Q: Where do you banish the dogs when they’ve been bad?


This is terrible to say, but they can do no wrong! They might get a tongue-lashing or a soft smack or something. But then it’s over.


Q: Andrea is the director of hair salon Cinq, and you a co-owner of 3O1 Bar & Kitchen. What does it take to be successful multi-taskers like you guys?


Find out everyone’s strengths and weaknesses, and play on those. For me, I don’t have a lot of time and I don’t have restaurant expertise. My role is to support, to hire the right people and reward them for a job well done.


Q: You’ve been married 15 years. What is the secret to a long and successful marriage?


You have to both want it to be a long and successful marriage, and even learn from other people’s mistakes.

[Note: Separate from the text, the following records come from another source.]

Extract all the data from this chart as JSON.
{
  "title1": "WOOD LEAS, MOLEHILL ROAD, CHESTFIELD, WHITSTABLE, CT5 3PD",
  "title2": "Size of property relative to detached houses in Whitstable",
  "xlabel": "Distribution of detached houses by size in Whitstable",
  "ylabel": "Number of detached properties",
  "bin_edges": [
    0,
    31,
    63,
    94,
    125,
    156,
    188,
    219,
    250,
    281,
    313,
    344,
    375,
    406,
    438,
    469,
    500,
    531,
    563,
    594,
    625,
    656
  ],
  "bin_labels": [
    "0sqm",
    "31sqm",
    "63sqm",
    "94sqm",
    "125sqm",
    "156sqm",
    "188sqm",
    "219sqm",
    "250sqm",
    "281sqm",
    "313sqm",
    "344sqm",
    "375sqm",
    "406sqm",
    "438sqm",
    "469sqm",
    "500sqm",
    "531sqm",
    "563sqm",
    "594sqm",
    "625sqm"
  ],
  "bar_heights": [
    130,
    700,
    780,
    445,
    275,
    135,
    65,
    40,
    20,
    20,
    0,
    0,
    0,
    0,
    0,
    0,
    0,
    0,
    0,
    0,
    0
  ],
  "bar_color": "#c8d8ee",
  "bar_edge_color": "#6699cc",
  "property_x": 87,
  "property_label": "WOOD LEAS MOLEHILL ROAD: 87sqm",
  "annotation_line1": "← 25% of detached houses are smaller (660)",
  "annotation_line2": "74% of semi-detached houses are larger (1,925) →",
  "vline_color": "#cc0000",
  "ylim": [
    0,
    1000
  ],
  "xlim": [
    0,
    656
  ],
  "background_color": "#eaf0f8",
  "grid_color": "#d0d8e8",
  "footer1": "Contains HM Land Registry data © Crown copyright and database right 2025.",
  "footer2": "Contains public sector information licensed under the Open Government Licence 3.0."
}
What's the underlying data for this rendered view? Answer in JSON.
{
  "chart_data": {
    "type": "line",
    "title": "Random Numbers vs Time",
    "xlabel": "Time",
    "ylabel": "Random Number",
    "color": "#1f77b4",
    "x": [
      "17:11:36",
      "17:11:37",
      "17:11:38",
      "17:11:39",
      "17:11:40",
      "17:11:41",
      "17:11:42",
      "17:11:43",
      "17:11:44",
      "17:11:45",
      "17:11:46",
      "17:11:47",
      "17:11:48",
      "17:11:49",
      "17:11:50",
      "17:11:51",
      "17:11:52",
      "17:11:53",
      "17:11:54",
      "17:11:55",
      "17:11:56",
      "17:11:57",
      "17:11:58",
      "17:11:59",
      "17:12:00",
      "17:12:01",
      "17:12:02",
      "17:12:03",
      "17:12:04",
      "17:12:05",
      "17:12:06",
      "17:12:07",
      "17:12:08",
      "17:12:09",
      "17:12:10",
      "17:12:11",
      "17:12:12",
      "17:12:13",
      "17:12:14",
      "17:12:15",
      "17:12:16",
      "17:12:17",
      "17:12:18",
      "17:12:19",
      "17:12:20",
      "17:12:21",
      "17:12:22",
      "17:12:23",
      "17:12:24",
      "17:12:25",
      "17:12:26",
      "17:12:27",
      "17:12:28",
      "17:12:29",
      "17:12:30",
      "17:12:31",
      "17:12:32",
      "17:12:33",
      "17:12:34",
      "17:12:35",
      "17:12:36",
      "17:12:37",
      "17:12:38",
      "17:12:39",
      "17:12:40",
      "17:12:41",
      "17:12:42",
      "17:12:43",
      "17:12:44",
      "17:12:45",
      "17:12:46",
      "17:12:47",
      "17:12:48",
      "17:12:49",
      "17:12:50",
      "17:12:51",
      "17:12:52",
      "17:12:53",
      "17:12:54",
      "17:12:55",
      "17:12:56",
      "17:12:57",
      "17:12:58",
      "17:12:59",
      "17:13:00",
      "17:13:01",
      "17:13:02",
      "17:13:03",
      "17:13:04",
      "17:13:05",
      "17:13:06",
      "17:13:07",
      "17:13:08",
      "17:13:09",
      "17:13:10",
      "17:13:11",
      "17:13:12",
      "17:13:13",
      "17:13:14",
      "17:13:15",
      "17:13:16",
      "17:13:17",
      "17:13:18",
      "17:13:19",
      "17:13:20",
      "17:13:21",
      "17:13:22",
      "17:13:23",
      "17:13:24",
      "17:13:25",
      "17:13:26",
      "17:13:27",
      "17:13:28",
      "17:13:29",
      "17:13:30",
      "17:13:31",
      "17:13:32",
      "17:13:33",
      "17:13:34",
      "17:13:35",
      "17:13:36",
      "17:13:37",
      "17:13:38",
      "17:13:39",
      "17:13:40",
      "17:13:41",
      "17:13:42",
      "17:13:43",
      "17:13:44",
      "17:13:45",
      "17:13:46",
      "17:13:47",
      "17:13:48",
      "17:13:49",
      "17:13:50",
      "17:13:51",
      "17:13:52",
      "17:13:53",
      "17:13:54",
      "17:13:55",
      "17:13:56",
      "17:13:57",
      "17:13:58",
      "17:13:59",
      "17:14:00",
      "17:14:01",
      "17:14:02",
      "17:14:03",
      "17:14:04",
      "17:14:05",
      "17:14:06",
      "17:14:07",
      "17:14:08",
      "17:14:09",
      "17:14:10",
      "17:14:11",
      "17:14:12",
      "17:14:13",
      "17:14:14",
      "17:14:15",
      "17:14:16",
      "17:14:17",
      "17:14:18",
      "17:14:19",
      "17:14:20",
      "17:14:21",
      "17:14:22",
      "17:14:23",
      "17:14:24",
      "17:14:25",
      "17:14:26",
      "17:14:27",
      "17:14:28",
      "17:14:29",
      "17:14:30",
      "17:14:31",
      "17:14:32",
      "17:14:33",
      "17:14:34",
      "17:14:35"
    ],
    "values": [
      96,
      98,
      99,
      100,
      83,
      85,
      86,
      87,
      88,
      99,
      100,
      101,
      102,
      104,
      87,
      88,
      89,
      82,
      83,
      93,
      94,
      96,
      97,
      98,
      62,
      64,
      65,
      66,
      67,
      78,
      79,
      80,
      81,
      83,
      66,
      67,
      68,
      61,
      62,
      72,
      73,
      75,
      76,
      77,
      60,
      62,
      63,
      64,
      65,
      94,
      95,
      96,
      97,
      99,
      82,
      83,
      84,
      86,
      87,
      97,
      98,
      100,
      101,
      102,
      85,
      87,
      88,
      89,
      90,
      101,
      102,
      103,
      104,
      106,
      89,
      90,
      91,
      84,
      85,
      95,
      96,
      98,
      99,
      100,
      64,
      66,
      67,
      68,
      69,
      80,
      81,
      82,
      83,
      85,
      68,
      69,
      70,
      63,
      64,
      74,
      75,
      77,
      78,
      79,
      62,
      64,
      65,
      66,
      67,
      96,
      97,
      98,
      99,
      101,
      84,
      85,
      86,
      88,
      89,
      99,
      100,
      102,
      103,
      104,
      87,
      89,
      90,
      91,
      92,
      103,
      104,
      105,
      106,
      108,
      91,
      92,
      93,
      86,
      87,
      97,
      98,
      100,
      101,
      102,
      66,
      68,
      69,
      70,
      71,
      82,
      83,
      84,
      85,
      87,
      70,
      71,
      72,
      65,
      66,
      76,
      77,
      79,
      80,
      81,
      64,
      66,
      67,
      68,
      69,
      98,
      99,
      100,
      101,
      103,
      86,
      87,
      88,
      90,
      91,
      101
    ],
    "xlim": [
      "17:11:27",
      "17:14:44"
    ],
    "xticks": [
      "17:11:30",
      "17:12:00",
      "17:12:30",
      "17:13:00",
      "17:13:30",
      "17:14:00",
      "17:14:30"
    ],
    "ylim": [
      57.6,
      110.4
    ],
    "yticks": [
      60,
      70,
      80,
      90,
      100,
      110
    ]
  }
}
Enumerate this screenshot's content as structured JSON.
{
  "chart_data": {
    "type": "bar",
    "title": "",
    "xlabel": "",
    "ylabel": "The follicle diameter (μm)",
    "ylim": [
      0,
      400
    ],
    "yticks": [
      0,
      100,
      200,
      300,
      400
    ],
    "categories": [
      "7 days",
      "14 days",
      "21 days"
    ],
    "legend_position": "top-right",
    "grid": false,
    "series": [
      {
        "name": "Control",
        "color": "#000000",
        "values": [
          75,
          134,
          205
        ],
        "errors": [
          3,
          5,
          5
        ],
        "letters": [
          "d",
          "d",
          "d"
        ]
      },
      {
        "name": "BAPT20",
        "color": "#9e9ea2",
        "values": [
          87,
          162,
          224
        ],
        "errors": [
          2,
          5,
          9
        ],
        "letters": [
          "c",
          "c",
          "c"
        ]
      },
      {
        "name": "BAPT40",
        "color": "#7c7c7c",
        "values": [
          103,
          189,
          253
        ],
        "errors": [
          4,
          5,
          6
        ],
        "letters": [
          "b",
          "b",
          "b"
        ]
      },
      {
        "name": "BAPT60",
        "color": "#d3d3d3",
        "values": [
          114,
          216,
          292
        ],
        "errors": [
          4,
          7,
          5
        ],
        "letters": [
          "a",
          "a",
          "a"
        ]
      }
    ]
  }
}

I think you have to accept that you’re both individuals who are constantly growing and changing, who have different reactions and emotions. You’ve got to work as a pair with that. A friend told me it’s like swimming in a pair — you constantly have to constantly turn to see where your partner is. If you don’t, you could lose track of where they are entirely. I’ll also say, the grass is green where you water it, not that it’s greener on the other side.


Q: Now, if someone were to flirt with you, how would you deal with that situation?


I’ve got to tell you, I’ve not been picked up in a really long time! But I avoid confrontation… If anyone was daring enough to try to pick me up, I would try to make a joke of it and tell them to please, stop. Maybe I would try to introduce her to a friend!


Q: You’ve pointed towards home-grown actor Chin Han (based in Los Angeles) as someone you look up to. Why?


He’s put our name out there for casting agents. As a Singapore actor, it’s so great to see a Singaporean face in so many American productions. I admire him and his abilities, and I feel that he has been at the forefront of my industry, an amazing example of what a Singaporean actor can do.


Q: What’s your ideal role?


(Laughs) In English or Mandarin? If it’s in Mandarin, probably a mute, because my skills at the language are still so sub-par!